Я съездил в килькино министерство за материалами по завтрашней коллегии. Возвращаюсь – из тёмного угла улыбается довольный Медведев. Он пока ничего не знает. Всю прошлую неделю он с Колесовым и Смирновой был на кустовом совещании в Риге.
Я бочком подсел на медведевское исповедальное кресло и пробормотал:
– Александр Иванович… Спасите мою душу… В субботу я заболел и не мог выйти на дежурство. Я и сейчас плохо себя чувствую…
– Плохо чувствуешь? А чего вышел? Тут жертвы не нужны.
Получаю я деньги, а Бузулук – стоял за мной в очереди – шепнул:
– Окапиталился… Давай слиняй на недельку. Поболей на здоровье!
Медведев был на планёрке.
Я к Новикову.
Он только вчера вышел из декретного отпуска. Ждал мальчика, а жена родила девочку. С горя Владимир Ильич прихворнул на целых две недели.
– Володь, – говорю, – я плохо себя чувствую. Если не приду завтра, значит, я болен.
До метро я шёл с Артёмовым. Он всё утешал меня:
– Ничего. Я поговорю с Сашей Медведевым и с Фадеичевым. Я дежурил в субботу. В шахматы играли. На выпуске ты и не нужен был. В шахматы-то не играешь.
В кожном диспансере я с порожка аварийно заныл:
– Доктор! Положите с моими грибками на ногтях в больницу. Сегодня или никогда!
– К чему такой пожар? У нас ведь очередь. Направление я сейчас напишу. Позвоните завтра.
По пути домой меня занесло в 71 поликлинику.
В регистратуре со мной говорить не хотят.
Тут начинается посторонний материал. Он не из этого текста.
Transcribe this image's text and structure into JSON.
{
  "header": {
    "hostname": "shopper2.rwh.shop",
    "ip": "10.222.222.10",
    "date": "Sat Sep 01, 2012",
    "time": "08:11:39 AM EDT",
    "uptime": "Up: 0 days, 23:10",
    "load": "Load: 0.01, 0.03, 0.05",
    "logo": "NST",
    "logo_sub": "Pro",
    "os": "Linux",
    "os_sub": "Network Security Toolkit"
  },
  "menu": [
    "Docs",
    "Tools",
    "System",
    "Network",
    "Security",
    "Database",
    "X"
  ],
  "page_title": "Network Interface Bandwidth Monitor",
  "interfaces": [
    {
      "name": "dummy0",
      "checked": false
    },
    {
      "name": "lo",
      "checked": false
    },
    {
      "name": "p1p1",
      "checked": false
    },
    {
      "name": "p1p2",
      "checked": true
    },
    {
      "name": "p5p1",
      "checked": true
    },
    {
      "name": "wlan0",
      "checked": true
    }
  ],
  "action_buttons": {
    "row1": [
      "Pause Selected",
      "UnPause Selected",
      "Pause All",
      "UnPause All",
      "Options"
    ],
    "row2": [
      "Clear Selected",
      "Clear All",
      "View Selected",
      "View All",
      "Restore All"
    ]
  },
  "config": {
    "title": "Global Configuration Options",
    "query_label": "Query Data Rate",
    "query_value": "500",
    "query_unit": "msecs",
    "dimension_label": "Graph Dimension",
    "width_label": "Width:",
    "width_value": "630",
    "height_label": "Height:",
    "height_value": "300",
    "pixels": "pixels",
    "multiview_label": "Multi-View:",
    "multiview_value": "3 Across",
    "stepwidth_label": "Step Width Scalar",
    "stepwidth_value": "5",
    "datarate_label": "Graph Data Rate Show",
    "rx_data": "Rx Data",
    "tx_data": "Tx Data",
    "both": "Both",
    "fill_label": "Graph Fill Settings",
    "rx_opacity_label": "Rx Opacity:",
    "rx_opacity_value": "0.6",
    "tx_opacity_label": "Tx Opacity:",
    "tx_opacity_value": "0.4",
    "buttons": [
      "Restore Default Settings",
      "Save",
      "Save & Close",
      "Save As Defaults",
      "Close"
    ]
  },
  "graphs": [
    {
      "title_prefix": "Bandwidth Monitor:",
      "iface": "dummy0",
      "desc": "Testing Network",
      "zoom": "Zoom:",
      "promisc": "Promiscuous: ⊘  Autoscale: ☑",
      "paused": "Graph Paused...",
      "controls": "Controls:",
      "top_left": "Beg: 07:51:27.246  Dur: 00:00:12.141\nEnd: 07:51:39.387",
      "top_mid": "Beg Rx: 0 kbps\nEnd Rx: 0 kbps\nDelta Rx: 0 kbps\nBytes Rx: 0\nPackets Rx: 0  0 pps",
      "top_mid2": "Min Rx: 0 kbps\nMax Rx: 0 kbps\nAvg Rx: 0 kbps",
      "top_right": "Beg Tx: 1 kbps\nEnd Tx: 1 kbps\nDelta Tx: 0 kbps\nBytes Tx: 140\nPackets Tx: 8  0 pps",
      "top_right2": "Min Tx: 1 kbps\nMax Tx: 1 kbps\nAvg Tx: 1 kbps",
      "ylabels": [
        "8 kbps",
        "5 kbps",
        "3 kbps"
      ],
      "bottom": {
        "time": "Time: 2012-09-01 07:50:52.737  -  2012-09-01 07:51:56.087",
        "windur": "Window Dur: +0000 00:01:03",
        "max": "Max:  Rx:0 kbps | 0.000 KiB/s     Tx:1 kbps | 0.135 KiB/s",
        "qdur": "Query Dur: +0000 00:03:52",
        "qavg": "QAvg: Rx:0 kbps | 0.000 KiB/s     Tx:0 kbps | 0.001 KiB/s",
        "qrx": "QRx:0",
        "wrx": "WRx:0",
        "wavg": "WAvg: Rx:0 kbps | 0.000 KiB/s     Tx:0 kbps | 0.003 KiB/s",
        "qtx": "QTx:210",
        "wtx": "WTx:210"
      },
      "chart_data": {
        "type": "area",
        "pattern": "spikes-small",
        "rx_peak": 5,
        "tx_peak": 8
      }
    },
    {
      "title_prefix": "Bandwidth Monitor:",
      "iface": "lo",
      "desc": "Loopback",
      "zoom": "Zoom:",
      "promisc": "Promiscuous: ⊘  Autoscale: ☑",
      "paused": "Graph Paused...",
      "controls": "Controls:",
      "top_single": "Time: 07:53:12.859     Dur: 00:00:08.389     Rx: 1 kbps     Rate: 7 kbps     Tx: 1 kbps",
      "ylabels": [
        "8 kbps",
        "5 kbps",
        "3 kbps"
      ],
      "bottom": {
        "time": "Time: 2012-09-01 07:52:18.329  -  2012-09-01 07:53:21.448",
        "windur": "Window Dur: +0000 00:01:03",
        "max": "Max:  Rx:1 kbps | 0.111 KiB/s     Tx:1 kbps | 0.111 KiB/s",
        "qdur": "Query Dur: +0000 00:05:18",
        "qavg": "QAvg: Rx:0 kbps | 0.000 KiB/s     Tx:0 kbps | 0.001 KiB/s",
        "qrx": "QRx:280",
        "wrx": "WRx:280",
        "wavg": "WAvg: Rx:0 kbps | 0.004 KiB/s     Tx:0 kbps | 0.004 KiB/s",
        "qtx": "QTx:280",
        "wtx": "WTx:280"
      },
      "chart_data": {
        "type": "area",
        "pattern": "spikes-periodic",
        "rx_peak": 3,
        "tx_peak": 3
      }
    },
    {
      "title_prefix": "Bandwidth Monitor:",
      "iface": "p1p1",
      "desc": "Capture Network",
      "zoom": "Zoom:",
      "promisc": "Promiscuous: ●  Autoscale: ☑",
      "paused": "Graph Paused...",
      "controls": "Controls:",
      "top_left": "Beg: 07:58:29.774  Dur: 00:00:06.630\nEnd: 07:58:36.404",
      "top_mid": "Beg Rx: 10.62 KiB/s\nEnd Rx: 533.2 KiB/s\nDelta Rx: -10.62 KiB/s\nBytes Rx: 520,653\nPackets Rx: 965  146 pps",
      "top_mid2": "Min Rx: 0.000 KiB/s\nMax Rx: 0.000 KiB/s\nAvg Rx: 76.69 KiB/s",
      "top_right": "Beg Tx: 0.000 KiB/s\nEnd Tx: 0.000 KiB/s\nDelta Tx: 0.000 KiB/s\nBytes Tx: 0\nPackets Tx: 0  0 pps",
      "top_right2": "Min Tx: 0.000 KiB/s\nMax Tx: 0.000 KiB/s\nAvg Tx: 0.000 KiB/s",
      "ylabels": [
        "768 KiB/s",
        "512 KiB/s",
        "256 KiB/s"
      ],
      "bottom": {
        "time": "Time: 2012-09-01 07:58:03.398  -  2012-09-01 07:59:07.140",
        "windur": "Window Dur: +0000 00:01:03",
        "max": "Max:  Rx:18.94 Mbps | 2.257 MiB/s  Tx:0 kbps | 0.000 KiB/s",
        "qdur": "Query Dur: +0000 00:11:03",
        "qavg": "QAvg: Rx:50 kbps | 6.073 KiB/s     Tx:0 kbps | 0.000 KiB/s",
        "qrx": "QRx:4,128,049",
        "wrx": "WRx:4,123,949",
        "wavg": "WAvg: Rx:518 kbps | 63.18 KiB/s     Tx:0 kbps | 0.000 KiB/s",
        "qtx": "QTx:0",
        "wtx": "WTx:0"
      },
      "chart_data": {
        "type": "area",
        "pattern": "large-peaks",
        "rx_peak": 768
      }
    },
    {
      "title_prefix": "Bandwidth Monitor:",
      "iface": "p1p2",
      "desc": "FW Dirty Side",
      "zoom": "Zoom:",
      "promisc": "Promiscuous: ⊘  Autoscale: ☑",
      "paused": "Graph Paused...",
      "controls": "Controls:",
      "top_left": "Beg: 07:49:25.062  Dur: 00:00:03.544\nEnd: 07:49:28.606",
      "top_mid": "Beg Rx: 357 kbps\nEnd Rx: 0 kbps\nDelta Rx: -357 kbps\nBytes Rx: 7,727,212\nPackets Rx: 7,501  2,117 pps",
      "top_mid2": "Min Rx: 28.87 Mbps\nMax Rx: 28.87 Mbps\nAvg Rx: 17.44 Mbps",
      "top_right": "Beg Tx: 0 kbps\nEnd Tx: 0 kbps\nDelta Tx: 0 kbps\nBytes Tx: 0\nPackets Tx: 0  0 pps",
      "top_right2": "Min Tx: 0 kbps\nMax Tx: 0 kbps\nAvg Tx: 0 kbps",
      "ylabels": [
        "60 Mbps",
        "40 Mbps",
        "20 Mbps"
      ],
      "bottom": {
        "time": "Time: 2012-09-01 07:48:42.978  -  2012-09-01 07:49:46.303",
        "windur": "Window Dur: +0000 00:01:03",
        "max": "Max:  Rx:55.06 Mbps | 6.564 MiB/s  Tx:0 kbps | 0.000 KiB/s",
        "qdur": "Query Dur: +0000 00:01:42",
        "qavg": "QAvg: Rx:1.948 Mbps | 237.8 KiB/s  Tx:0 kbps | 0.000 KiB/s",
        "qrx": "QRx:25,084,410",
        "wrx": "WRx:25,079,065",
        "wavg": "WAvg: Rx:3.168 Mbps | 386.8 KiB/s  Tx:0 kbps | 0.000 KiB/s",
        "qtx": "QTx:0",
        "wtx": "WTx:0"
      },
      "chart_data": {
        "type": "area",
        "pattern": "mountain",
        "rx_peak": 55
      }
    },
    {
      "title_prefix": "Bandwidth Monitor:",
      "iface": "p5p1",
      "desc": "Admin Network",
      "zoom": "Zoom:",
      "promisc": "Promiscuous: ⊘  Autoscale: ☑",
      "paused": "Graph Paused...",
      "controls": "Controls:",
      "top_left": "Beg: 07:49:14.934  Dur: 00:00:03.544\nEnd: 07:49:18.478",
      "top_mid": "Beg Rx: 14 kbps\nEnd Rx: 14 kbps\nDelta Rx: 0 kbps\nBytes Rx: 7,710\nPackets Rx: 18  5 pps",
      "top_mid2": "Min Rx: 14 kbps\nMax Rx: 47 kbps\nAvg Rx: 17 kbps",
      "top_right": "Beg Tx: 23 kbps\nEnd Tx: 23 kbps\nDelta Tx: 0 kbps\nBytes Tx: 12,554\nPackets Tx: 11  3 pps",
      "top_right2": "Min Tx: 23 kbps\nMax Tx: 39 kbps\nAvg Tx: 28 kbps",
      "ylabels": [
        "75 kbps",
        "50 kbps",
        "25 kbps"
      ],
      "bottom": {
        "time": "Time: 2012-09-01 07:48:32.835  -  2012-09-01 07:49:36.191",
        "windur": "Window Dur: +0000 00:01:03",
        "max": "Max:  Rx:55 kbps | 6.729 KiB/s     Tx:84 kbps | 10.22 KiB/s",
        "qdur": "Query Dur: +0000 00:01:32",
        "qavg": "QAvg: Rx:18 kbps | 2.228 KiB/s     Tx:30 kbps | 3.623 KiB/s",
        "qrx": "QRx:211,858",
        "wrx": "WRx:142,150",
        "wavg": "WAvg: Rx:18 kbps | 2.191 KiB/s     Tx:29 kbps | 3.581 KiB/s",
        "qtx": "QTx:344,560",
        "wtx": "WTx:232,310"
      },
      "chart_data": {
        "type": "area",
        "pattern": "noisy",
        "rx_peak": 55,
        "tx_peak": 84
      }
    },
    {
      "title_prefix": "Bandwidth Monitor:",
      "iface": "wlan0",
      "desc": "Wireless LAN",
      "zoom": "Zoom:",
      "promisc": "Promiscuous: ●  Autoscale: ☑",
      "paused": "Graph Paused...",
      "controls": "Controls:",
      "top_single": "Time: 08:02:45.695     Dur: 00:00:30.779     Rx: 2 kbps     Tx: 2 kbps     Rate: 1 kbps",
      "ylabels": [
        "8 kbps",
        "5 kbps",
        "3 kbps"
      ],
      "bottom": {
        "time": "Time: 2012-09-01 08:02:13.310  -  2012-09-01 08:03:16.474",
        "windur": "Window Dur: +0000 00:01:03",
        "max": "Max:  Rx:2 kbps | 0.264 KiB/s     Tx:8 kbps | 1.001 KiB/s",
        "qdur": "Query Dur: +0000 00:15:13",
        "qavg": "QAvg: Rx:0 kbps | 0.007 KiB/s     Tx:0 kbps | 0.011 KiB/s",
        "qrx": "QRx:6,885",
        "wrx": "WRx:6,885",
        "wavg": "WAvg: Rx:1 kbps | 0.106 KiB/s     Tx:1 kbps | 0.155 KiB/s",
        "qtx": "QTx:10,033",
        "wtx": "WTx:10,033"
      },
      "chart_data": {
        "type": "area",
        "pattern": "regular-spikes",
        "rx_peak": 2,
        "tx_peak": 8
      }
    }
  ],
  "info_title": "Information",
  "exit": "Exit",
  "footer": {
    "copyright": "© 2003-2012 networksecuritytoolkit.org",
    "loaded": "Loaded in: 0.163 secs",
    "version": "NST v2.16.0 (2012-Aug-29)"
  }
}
Никакой конкретной жалобы! И главное, говорят, вы не нашего района.
– Ну хоть несчастную температуру можно измерить у вас американскому лазутчику?
– Это всепожалуйста.
Сунул я градусник под мышку, сижу на кушетке и слегка мечтаю прихворнуть. Мне очень этого хочется. Иначе – могила. В полном здравии могила!
И происходит невероятное.
По горячей просьбе трудящегося в меня вселяется моя желанная хвороба. Я крепче прижимаю к рёбрам градусник и шепчу ему:
– Работать! Работать без дурандеев! Спасай, шкалик ты мой красненький!
Сестра протянула ко мне руку:
– Покажите. Пора.
– Он ещё не согрелся! – буркнул я.
– Тут не забегаловка. Если у вас тридцать пять, то на нём не будет сорок!
– Это ещё ка-ак сказать…
Я вынул градусник из-под мышки и подскочил визжа:
– Тридцать семь и четыре! Тридцать семь и четыре!!
– Вам плохо?
– Мне слишком хорошо, милая сеструнечка!
И тут же спохватываюсь:
– Не столько хорошо, сколько плохо…
Сияя, я лечу в регистратуру:
– У меня температура! Тридцать семь и четыре! А вы даже талончик не даёте к врачу!
– Идите к главврачу. Примет сама – выпишу.
Главврачу я сказал:
– Хотя я не ваш, но знаю, вы поможете мне.
– Что значит не наш? Чужих больных не бывает!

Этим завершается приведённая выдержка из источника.